If it looked like a tornado and it twirled like a tornado, it was probably a tornado.
Determining whether a tornado touched down isn’t an exact science, but meteorologists pair radar data with debris patterns to determine whether funnel clouds actually touched down during storms.
Much of Maryland was under a tornado watch overnight Sunday, while Frederick, Carroll and Baltimore counties were under a tornado warning. Although it didn’t appear Monday morning that any tornadoes stretched to ground locally, the National Weather Service was still reviewing information it received from city and county emergency managers, 911 calls and reports from weather spotters to determine whether one touched down, weather service meteorologist Raymond Martin said.

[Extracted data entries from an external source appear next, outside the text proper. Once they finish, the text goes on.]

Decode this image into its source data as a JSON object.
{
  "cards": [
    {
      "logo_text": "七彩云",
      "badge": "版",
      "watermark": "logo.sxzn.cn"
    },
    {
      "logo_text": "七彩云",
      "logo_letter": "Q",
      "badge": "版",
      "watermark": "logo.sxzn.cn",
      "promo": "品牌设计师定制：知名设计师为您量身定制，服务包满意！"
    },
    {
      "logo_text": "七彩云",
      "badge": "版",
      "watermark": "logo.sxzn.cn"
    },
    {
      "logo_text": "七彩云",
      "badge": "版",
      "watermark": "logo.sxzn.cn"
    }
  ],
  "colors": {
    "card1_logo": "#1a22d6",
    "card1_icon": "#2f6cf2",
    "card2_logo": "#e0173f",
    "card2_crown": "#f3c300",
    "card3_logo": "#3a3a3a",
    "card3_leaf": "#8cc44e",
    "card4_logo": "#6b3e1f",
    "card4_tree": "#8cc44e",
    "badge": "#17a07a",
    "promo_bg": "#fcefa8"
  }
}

Reviewing those reports and comparing them with radar data is the first step the National Weather Service takes when it comes to drawing conclusions about tornadoes. If the weather service thinks any areas were particularly hard-hit based on radar observations, it might call nearby spotters — volunteers who are trained to identify and describe severe weather — to find out what sort of damage they’re seeing.

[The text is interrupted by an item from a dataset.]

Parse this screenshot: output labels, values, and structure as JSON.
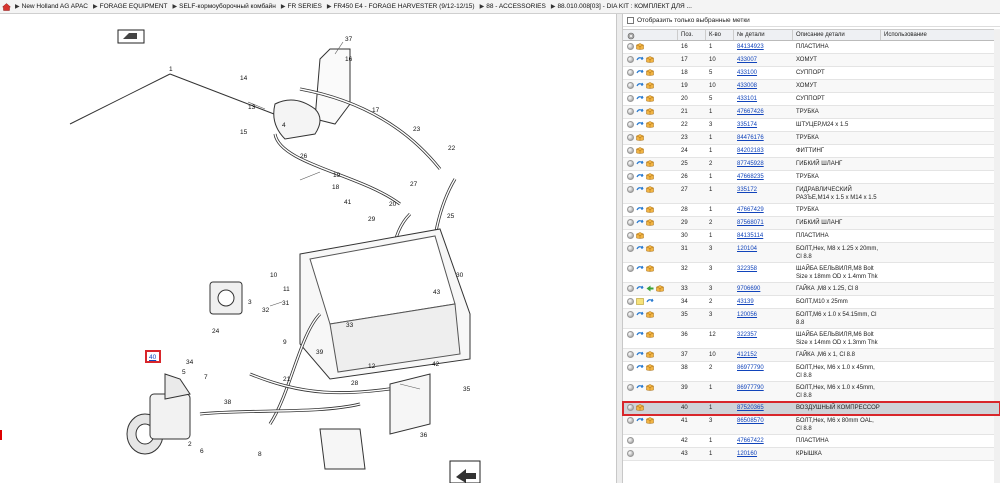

If the radar information matches damage reports on the ground, the weather service sends one or two surveyors to examine an area for evidence that a tornado struck, Martin said. Telltale signs like twisted trees or debris scattered in multiple directions indicate a tornado touched down, Martin said.

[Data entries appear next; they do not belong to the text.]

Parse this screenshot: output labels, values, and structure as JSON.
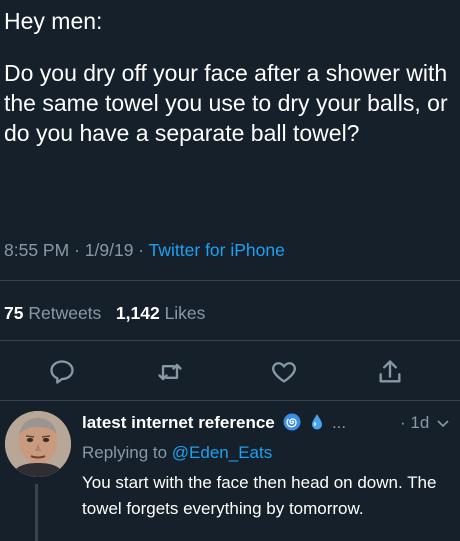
{
  "tweet": {
    "greeting": "Hey men:",
    "body": "Do you dry off your face after a shower with the same towel you use to dry your balls, or do you have a separate ball towel?",
    "time": "8:55 PM",
    "date": "1/9/19",
    "separator": "·",
    "source": "Twitter for iPhone"
  },
  "stats": {
    "retweets_count": "75",
    "retweets_label": "Retweets",
    "likes_count": "1,142",
    "likes_label": "Likes"
  },
  "actions": [
    {
      "icon": "reply-icon"
    },
    {
      "icon": "retweet-icon"
    },
    {
      "icon": "heart-icon"
    },
    {
      "icon": "share-icon"
    }
  ],
  "reply": {
    "display_name": "latest internet reference",
    "badges": [
      "spiral-emoji-icon",
      "droplet-emoji-icon"
    ],
    "ellipsis": "...",
    "time_ago": "· 1d",
    "replying_prefix": "Replying to",
    "replying_handle": "@Eden_Eats",
    "text": "You start with the face then head on down. The towel forgets everything by tomorrow."
  },
  "colors": {
    "background": "#15202b",
    "text": "#ffffff",
    "muted": "#8899a6",
    "accent": "#1da1f2",
    "divider": "#38444d"
  }
}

“What they’re looking for are signs of any rotation,” Martin said.
The National Weather Service in Sterling, Virginia, doesn’t have any drones of its own, but occasionally surveyors will borrow them to take aerial images, too.
If debris patterns match the radar signature, that pairing provides strong evidence for meteorologists to declare a tornado touched down, Martin said.
It will likely be several days before the weather service indicates whether any tornadoes occurred Sunday night.
In Maryland, where tornadoes are rare, damage from tornadoes can be easy to confuse with damage from high winds. Gusty winds were expected to continue through Monday across the state.
“Depending on the strength of the storm and the development of the storm, there can be both, and sometimes it can be hard to separate out what was one and what was the other,” Martin said.
Generally, “straight-line winds” are more common in Maryland and can still cause severe damage.
“Tornadoes get all the attention because there are pretty to look at, they are pretty fascinating, they’re big huge vortexes milling across the plains,” Martin said. “Just because it was straight-line winds doesn’t mean it was less important or damaging.”